Earlier this year, two small towns in Alaska were victims of cyber attacks. In each attack, the town's servers and computers were locked and held hostage while the attackers demanded a ransom to be paid in bitcoin, according to a November 18 report by Alaskan NBC affiliate, KTUU channel 2.
As per the report, on July 17 of this year, IT staff in the Matanuska-Susitna Borough (also known as the Mat-Su Borough) discovered a Trojan virus after attempting to install the latest update to their anti-virus software. The discovery reportedly initiated a "multi-agency collaboration" to contain the damage and restore the borough's network.
According to John Moosey, the Mat-Su Borough manager, the cyber-attack consisted of a "Trojan Horse, a worm, a CryptoLocker, a BitPaymer, a time bomb, a Dridex, and a dead man's switch all wrapped into one" that shut down the town's computer network.
During a panel discussion on cybersecurity at the Alaska Municipal League, Moosey stated:
"They grab the data, they lock it up, and then they get a nice little message to send a whole lot of bitcoin to some company or somebody in Sweden, and they'll unlock your stuff for just a mere $400,000"
Not wanting to encourage this kind of behavior, Moosey ultimately decided not to give into the hackers, even though the town apparently had cybersecurity insurance that would have covered the ransom.
A second, similar attack took place that same month in the Alaskan city of Valdez. According to a briefing by the FBI, sometime between July 25 and 26, Valdez city employees began to notice their network was slower than usual and they could not log in to certain accounts.
These problems escalated when the city's police department noticed that the city's webpage was down, leading to the discovery that the city's "IT Infrastructure" had fallen prey to a hack similar to the one in Matanuska-Susitna Borough. Strangely, however, according to the FBI, there is no evidence to suggest that the two attacks are related.

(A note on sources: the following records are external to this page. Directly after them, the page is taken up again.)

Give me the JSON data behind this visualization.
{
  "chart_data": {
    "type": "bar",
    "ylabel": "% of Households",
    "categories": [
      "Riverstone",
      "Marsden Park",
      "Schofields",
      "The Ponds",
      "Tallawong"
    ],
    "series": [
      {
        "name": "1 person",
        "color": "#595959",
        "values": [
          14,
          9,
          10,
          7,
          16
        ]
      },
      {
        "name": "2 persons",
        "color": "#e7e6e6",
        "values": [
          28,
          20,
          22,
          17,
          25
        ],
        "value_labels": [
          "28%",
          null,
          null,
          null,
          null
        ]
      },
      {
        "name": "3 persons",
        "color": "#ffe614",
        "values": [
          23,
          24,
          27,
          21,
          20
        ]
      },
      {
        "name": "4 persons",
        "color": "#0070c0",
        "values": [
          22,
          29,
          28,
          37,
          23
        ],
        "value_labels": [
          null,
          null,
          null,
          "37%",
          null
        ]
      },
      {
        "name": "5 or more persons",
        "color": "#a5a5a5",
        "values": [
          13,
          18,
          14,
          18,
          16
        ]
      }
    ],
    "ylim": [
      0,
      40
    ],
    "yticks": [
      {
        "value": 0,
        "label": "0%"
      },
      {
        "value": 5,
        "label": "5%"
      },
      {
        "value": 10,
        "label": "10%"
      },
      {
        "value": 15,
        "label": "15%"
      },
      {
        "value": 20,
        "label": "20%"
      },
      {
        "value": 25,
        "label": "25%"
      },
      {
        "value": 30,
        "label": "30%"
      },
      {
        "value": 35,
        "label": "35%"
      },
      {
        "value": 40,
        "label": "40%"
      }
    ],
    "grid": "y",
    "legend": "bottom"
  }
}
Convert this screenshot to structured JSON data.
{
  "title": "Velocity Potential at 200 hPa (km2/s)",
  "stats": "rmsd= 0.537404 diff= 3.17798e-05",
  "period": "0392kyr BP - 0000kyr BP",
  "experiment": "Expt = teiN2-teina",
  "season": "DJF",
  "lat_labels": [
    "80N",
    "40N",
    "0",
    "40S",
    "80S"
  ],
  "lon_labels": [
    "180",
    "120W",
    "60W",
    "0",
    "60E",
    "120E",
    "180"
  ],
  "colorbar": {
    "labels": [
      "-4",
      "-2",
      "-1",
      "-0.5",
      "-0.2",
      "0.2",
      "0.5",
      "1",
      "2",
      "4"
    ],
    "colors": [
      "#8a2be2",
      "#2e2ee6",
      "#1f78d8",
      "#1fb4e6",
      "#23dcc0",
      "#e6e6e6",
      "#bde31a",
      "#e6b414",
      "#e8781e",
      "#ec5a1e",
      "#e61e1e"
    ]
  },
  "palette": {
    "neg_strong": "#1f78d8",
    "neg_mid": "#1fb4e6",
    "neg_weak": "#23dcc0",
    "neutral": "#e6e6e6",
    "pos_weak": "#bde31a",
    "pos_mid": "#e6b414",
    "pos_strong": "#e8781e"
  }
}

Upon discovery of the attack, officials for the city of Valdez contacted a third-party security consultant to see what action could be taken against the hackers. The investigator reportedly contacted the hackers via the dark web. Posed as a representative of a small business, the consultant asked the hacker(s) what they wanted in return for the captive data.
The hackers replied and asked the security consultant if they represented a hospital or a bank, apparently trying to decide how much of a ransom to ask for. Under the assumption that they had infiltrated a small company, the hackers demanded a measly 4 bitcoin (worth approximately $26,000 at the time.)
Before Valdez officials decided to pay the ransom, they first required the hacker to prove they could decrypt the captive data by anonymously sending them encrypted documents. Once the hackers proved their ability to return the stolen data, the ransom was paid, and the hackers provided a decryption key "enabling IT staff to begin unlocking its servers and work stations."
"I'd like to say it's as easy as saying 'We got the code, we unlocked the system, we're good to go.' We were not good to go," stated Valdez City Manager Elke Doom. "We can't trust that data. We have to run it through virus protections, we have to scrub it, we have to put it on a different server, we have to test it because there could be a virus lurking in there and we could be in the same situation again. But we're still vulnerable," Doom said. "We all are. Every single one of us."